Can Shape of Tumor May Tell If It Can Metastasize

Img c/o pixabay

Img c/o pixabay

The University of Illinois study reveals that cancerous tumors only have a few cells that are able to break ay and spread, but the curve along the edge of the tumor may play a large role in activating these tumor­-seeding cells. Various shapes and patterns of engineered tissue environments were used in a study of skin cancer and found the more curved the cell cultures were, the more cancer cells at the edges displaying markers of stem cell characteristics and the key to spreading to other tissues.

A professor of materials science and engineering, Kristopher Killian, along with Timothy Fan, a professor of veterinary medicine, are the researchers who published their findings in the journal Nature Materials. Killian said that the most dangerous part of cancer is metastasis. Some cancer stem cells adopt deadly characteristics where they travel through the bloodstream to other tissue and form new tumors. These cancer stem cells are resistant to chemotherapy drugs and the cancer comes back.

Specializing in tissue engineering to create models of tumors, Killian’s group more accurately studied cancer processes in a culture dish using mouse skin­cancer colonies on various 2­D and 3­D environments of different shapes and patterns to see if the shape contributes to activation of cancer stem cells and where in the tumor the stem cells appear. It was found that cancer stem cells seemed to appear in the highest numbers along the edges of the engineered tumor environment, especially corners and convex curves. Normal stem cells usually prefer a soft, squishy, internal position, so everyone had assumed the cancer stem cells were in the middle of the tumor.

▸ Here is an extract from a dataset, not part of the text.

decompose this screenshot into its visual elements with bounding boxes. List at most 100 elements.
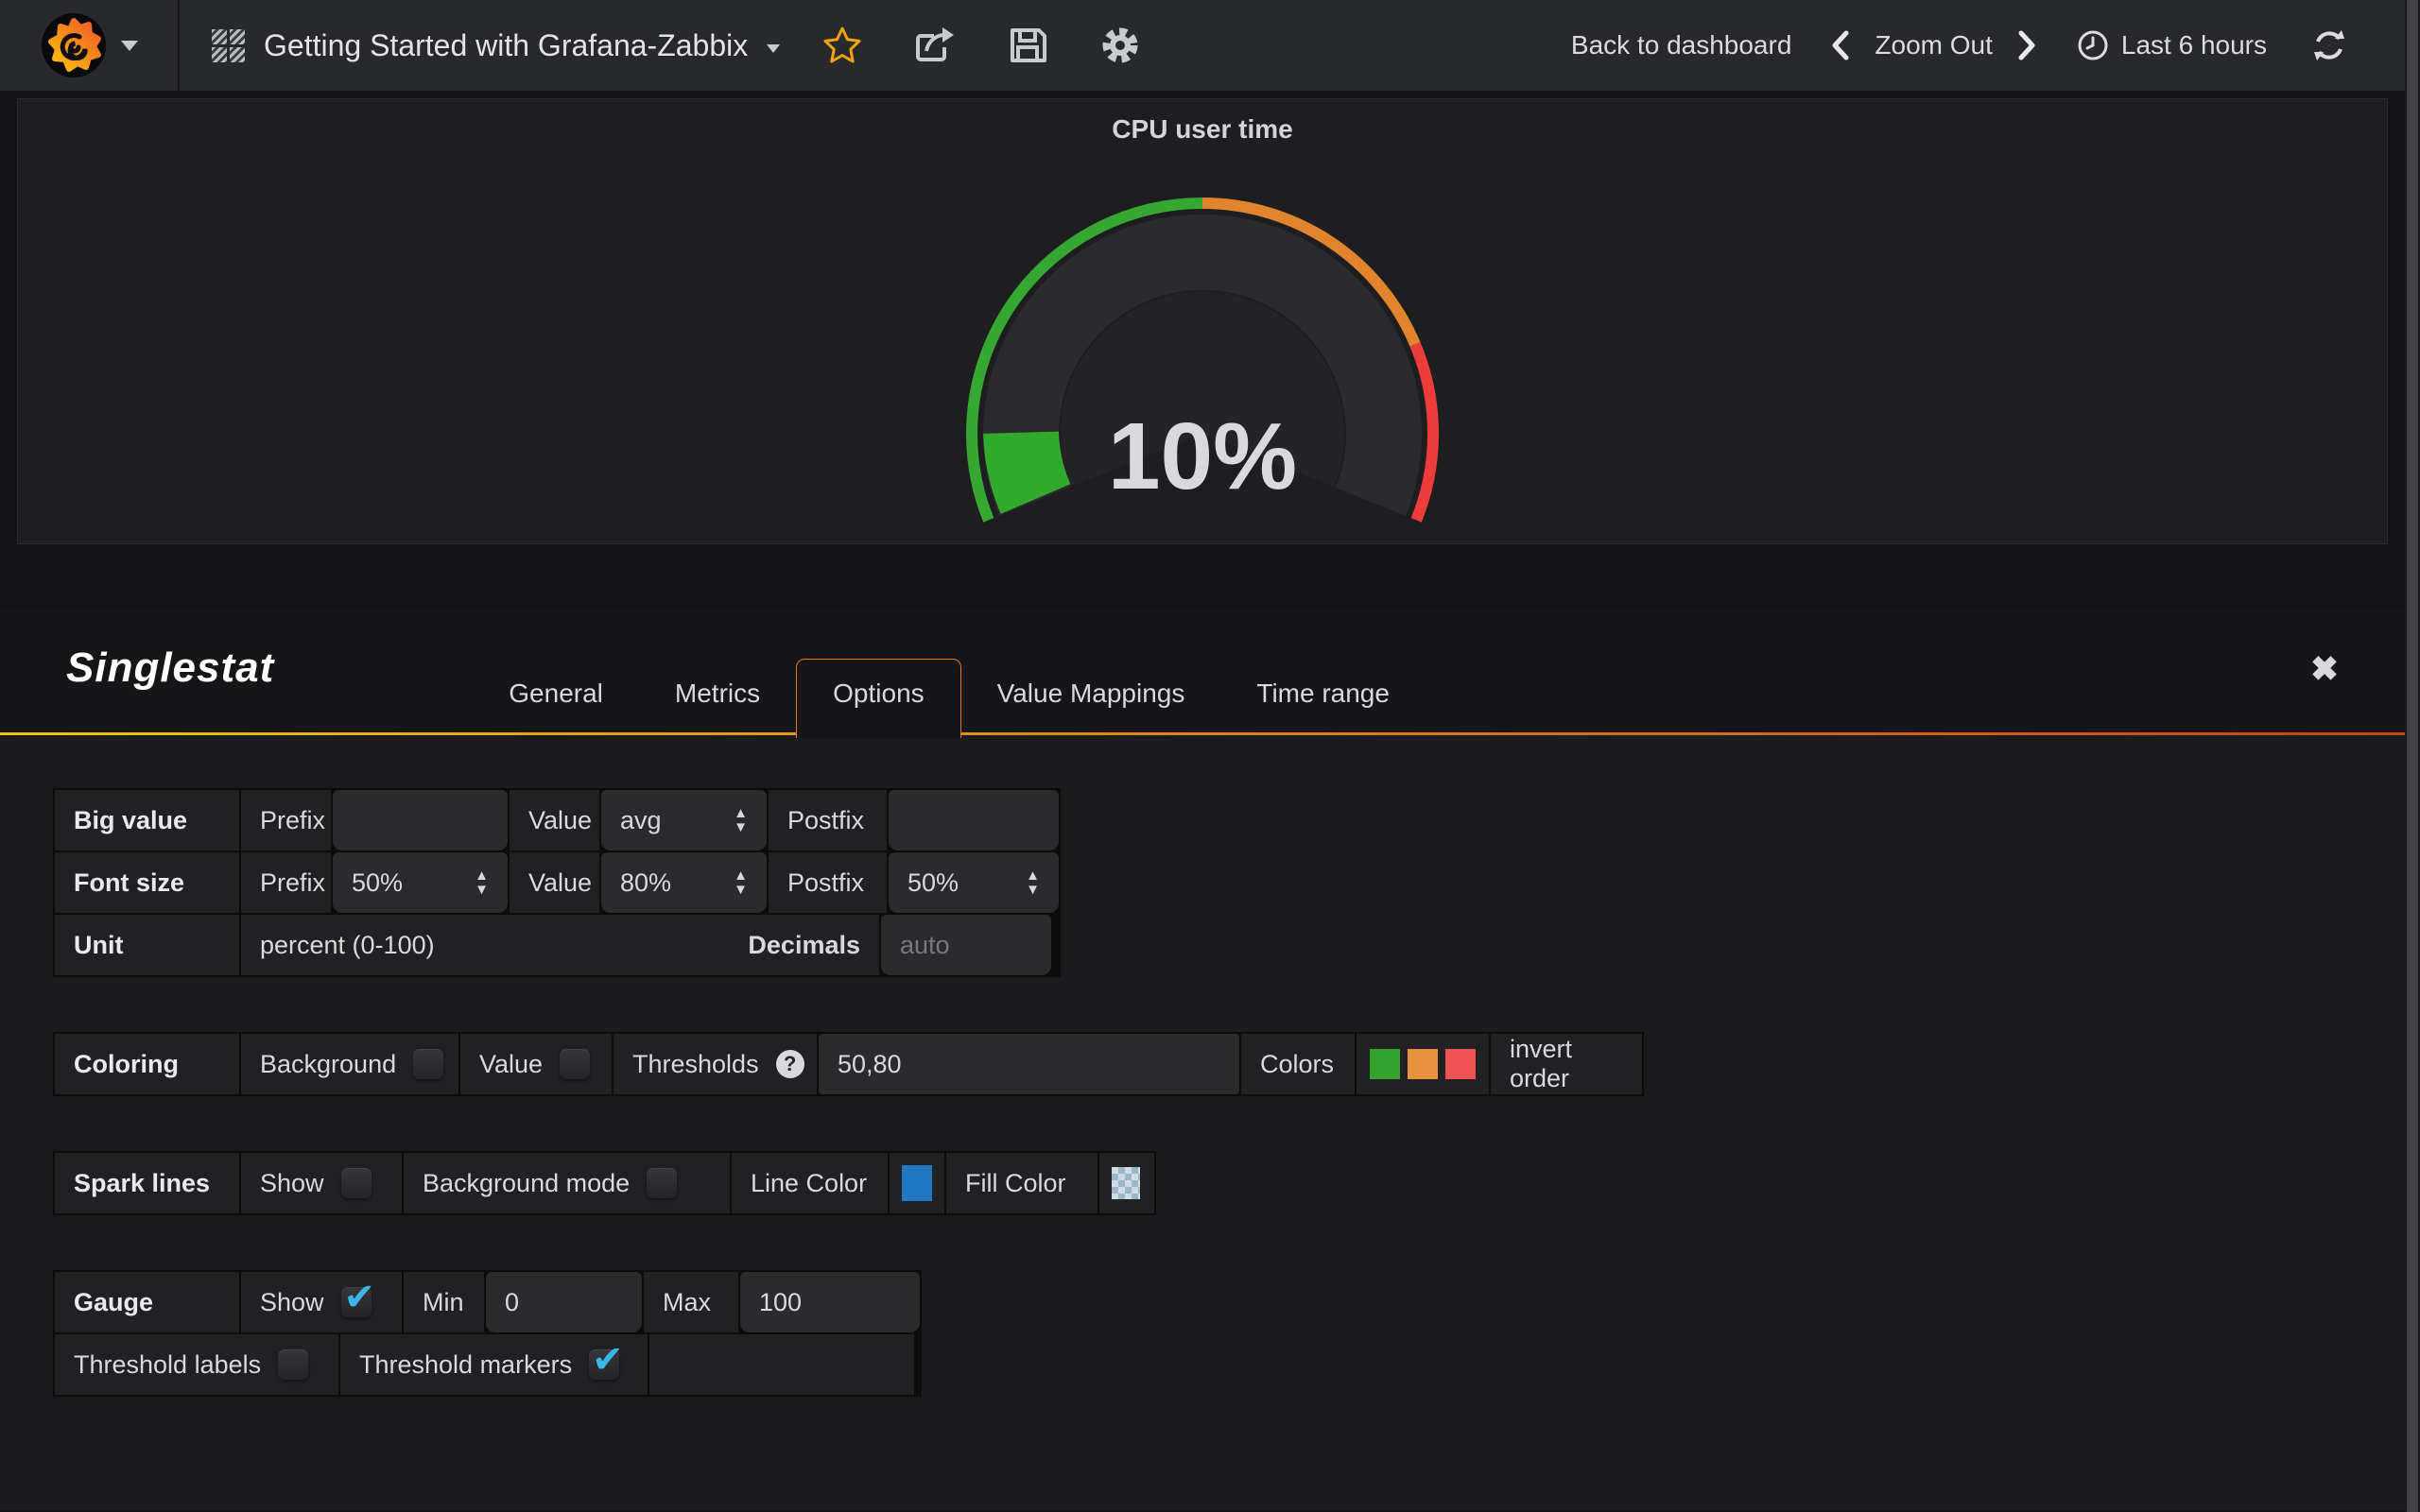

They also found the geometric constraints, as where a tumor touches healthy tissue, seems to activate these cancer stem cells at the perimeter.

A number of tests confirm tumor­spreading ability such as genetic analysis. Other cancer lines tested were human cervical, lung and prostate, and found they responded to the patterned tumor environments in the same way.

More mice developed tumors when given the cells they had engineered to have these stem cell characteristics, and had a higher incidence of metastasis in the lungs. Regions that develop these kinds of shapes may activate cells that can then escape and form more tumors. Their hopes are that the patterned, engineered tissue environments will give researchers a new way to find and culture cancer stem cells.